Apple’s top artificial intelligence executive is stepping down and will retire from the company in 2026, the company announced Monday.
John Giannandrea had been at Apple since 2018, where his official title was senior vice president for machine learning and AI strategy.
He will be replaced by Amar Subramanya, who comes to Apple after a brief stint as corporate vice president of AI at Microsoft and more than a decade at Google.
Subramanya will report to one of CEO Tim Cook’s deputies, Craig Federighi, rather than to Cook directly as Giannandrea had.
« AI has long been central to Apple’s strategy, and we are pleased to welcome Amar to Craig’s leadership team and to bring his extraordinary AI expertise to Apple, » Cook said Monday.
The abrupt change at a company known for its careful succession planning highlights Apple’s challenge as it tries to compete with top AI developers such as Google, ChatGPT owner OpenAI, Meta and Microsoft.

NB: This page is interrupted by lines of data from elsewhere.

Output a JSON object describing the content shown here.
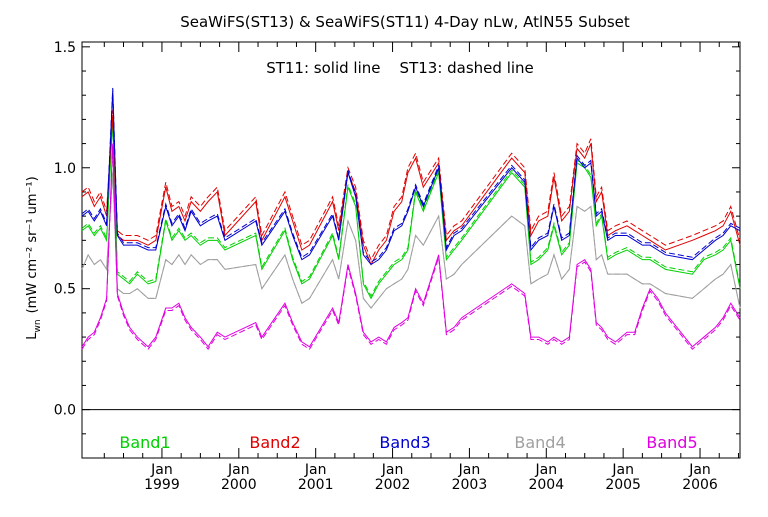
{
  "chart_data": {
    "type": "line",
    "title": "SeaWiFS(ST13) & SeaWiFS(ST11) 4-Day nLw, AtlN55 Subset",
    "annotation": "ST11: solid line    ST13: dashed line",
    "ylabel": "L",
    "ylabel_sub": "wn",
    "ylabel_units": "(mW cm⁻² sr⁻¹ um⁻¹)",
    "ylim": [
      -0.2,
      1.52
    ],
    "yticks": [
      0.0,
      0.5,
      1.0,
      1.5
    ],
    "ytick_labels": [
      "0.0",
      "0.5",
      "1.0",
      "1.5"
    ],
    "xlim": [
      1997.96,
      2006.52
    ],
    "xticks": [
      {
        "x": 1999.0,
        "month": "Jan",
        "year": "1999"
      },
      {
        "x": 2000.0,
        "month": "Jan",
        "year": "2000"
      },
      {
        "x": 2001.0,
        "month": "Jan",
        "year": "2001"
      },
      {
        "x": 2002.0,
        "month": "Jan",
        "year": "2002"
      },
      {
        "x": 2003.0,
        "month": "Jan",
        "year": "2003"
      },
      {
        "x": 2004.0,
        "month": "Jan",
        "year": "2004"
      },
      {
        "x": 2005.0,
        "month": "Jan",
        "year": "2005"
      },
      {
        "x": 2006.0,
        "month": "Jan",
        "year": "2006"
      }
    ],
    "zero_line": 0.0,
    "grid": false,
    "x": [
      1997.96,
      1998.04,
      1998.12,
      1998.2,
      1998.28,
      1998.36,
      1998.42,
      1998.5,
      1998.58,
      1998.68,
      1998.82,
      1998.92,
      1999.05,
      1999.13,
      1999.22,
      1999.3,
      1999.38,
      1999.5,
      1999.6,
      1999.72,
      1999.82,
      2000.22,
      2000.3,
      2000.6,
      2000.7,
      2000.82,
      2000.92,
      2001.22,
      2001.3,
      2001.42,
      2001.52,
      2001.62,
      2001.72,
      2001.82,
      2001.92,
      2002.02,
      2002.12,
      2002.2,
      2002.3,
      2002.4,
      2002.6,
      2002.7,
      2002.8,
      2002.9,
      2003.55,
      2003.72,
      2003.8,
      2003.9,
      2004.02,
      2004.1,
      2004.2,
      2004.3,
      2004.4,
      2004.5,
      2004.58,
      2004.65,
      2004.72,
      2004.8,
      2004.9,
      2005.05,
      2005.15,
      2005.25,
      2005.35,
      2005.45,
      2005.55,
      2005.9,
      2006.05,
      2006.2,
      2006.3,
      2006.4,
      2006.52
    ],
    "series": [
      {
        "name": "Band1",
        "color": "#00d000",
        "values": [
          0.74,
          0.76,
          0.72,
          0.75,
          0.7,
          1.2,
          0.56,
          0.54,
          0.52,
          0.56,
          0.52,
          0.53,
          0.78,
          0.7,
          0.74,
          0.7,
          0.72,
          0.68,
          0.7,
          0.7,
          0.66,
          0.72,
          0.58,
          0.74,
          0.62,
          0.52,
          0.54,
          0.72,
          0.62,
          0.92,
          0.84,
          0.52,
          0.46,
          0.52,
          0.56,
          0.6,
          0.62,
          0.66,
          0.9,
          0.82,
          0.98,
          0.62,
          0.66,
          0.7,
          0.98,
          0.92,
          0.6,
          0.62,
          0.66,
          0.76,
          0.64,
          0.68,
          1.02,
          1.0,
          0.96,
          0.76,
          0.8,
          0.62,
          0.64,
          0.66,
          0.64,
          0.62,
          0.62,
          0.6,
          0.58,
          0.56,
          0.62,
          0.64,
          0.66,
          0.7,
          0.5
        ]
      },
      {
        "name": "Band2",
        "color": "#e00000",
        "values": [
          0.88,
          0.9,
          0.84,
          0.88,
          0.8,
          1.22,
          0.72,
          0.7,
          0.7,
          0.7,
          0.68,
          0.7,
          0.92,
          0.82,
          0.84,
          0.78,
          0.86,
          0.82,
          0.86,
          0.9,
          0.72,
          0.86,
          0.7,
          0.88,
          0.78,
          0.66,
          0.68,
          0.86,
          0.74,
          0.98,
          0.9,
          0.68,
          0.6,
          0.66,
          0.7,
          0.82,
          0.86,
          0.98,
          1.04,
          0.92,
          1.02,
          0.7,
          0.74,
          0.76,
          1.04,
          0.98,
          0.72,
          0.78,
          0.8,
          0.96,
          0.78,
          0.82,
          1.08,
          1.04,
          1.1,
          0.86,
          0.9,
          0.72,
          0.74,
          0.76,
          0.74,
          0.72,
          0.7,
          0.68,
          0.66,
          0.7,
          0.72,
          0.74,
          0.76,
          0.82,
          0.68
        ]
      },
      {
        "name": "Band3",
        "color": "#0000d0",
        "values": [
          0.8,
          0.82,
          0.78,
          0.82,
          0.76,
          1.32,
          0.72,
          0.68,
          0.68,
          0.68,
          0.66,
          0.66,
          0.84,
          0.76,
          0.8,
          0.74,
          0.82,
          0.76,
          0.78,
          0.8,
          0.7,
          0.78,
          0.68,
          0.82,
          0.72,
          0.62,
          0.64,
          0.8,
          0.7,
          0.98,
          0.88,
          0.64,
          0.6,
          0.62,
          0.66,
          0.74,
          0.76,
          0.82,
          0.92,
          0.84,
          1.0,
          0.66,
          0.72,
          0.74,
          1.0,
          0.94,
          0.66,
          0.7,
          0.72,
          0.84,
          0.7,
          0.72,
          1.04,
          1.0,
          1.02,
          0.8,
          0.82,
          0.7,
          0.72,
          0.72,
          0.7,
          0.68,
          0.68,
          0.66,
          0.64,
          0.62,
          0.66,
          0.7,
          0.72,
          0.76,
          0.74
        ]
      },
      {
        "name": "Band4",
        "color": "#a0a0a0",
        "values": [
          0.58,
          0.64,
          0.6,
          0.62,
          0.58,
          0.98,
          0.5,
          0.48,
          0.48,
          0.5,
          0.46,
          0.46,
          0.62,
          0.6,
          0.64,
          0.6,
          0.64,
          0.6,
          0.62,
          0.62,
          0.58,
          0.6,
          0.5,
          0.64,
          0.54,
          0.44,
          0.46,
          0.62,
          0.54,
          0.78,
          0.7,
          0.46,
          0.42,
          0.46,
          0.5,
          0.52,
          0.54,
          0.58,
          0.72,
          0.68,
          0.8,
          0.54,
          0.56,
          0.6,
          0.8,
          0.76,
          0.52,
          0.54,
          0.56,
          0.64,
          0.54,
          0.58,
          0.84,
          0.82,
          0.84,
          0.62,
          0.64,
          0.56,
          0.56,
          0.56,
          0.54,
          0.52,
          0.52,
          0.5,
          0.48,
          0.46,
          0.5,
          0.54,
          0.56,
          0.6,
          0.42
        ]
      },
      {
        "name": "Band5",
        "color": "#e000e0",
        "values": [
          0.26,
          0.3,
          0.32,
          0.38,
          0.46,
          1.1,
          0.48,
          0.4,
          0.34,
          0.3,
          0.26,
          0.3,
          0.42,
          0.42,
          0.44,
          0.38,
          0.34,
          0.3,
          0.26,
          0.32,
          0.3,
          0.36,
          0.3,
          0.44,
          0.36,
          0.28,
          0.26,
          0.42,
          0.36,
          0.6,
          0.48,
          0.32,
          0.28,
          0.3,
          0.28,
          0.34,
          0.36,
          0.38,
          0.5,
          0.44,
          0.64,
          0.32,
          0.34,
          0.38,
          0.52,
          0.48,
          0.3,
          0.3,
          0.28,
          0.3,
          0.28,
          0.3,
          0.6,
          0.62,
          0.58,
          0.36,
          0.34,
          0.3,
          0.28,
          0.32,
          0.32,
          0.42,
          0.5,
          0.46,
          0.4,
          0.26,
          0.3,
          0.34,
          0.38,
          0.44,
          0.38
        ]
      }
    ],
    "series_dashed_delta": [
      0.01,
      0.02,
      0.01,
      0.0,
      -0.01
    ],
    "legend": [
      "Band1",
      "Band2",
      "Band3",
      "Band4",
      "Band5"
    ],
    "legend_placement": "bottom inside plot"
  }
}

Earlier this year, Apple delayed the release of an upgraded version of Siri with AI powered features. At the time, the company said it was going to « take us longer than we thought » to develop the new version.
The company said it anticipated rolling out new features « in the coming year, » but it has not offered any more specifics.
« We’re making good progress on it and, as we’ve shared, we expect to release it next year, » Cook said on the company’s quarterly earnings call in late October.
“With Apple Intelligence, we’ve introduced dozens of new features that are powerful, intuitive, private and deeply integrated into the things people do every day,” Cook said on the Oct. 30 call
The company is now targeting spring of 2026 for the release of the upgraded Siri, Bloomberg News recently reported.
While Apple’s iOS and macOS are currently integrated with ChatGPT, those features are somewhat limited.
In recent weeks, Apple has reportedly neared deals to integrate with Google’s Gemini, as well as AI models from Perplexity and Anthropic.

Apple’s stock has also felt the effect of what some perceive to be it’s lagging AI services.
This year, Apple shares have returned 13%, which tops both Amazon and Microsoft. But shares of Oracle have popped 20%, Nvidia has surged 34% and Google parent company Alphabet has soared 65%.
Still, Apple remains the world’s second largest publicly traded company, with a market value of $4.2 trillion, behind only Nvidia.
Overall, the S&P 500 has risen almost 16% this year.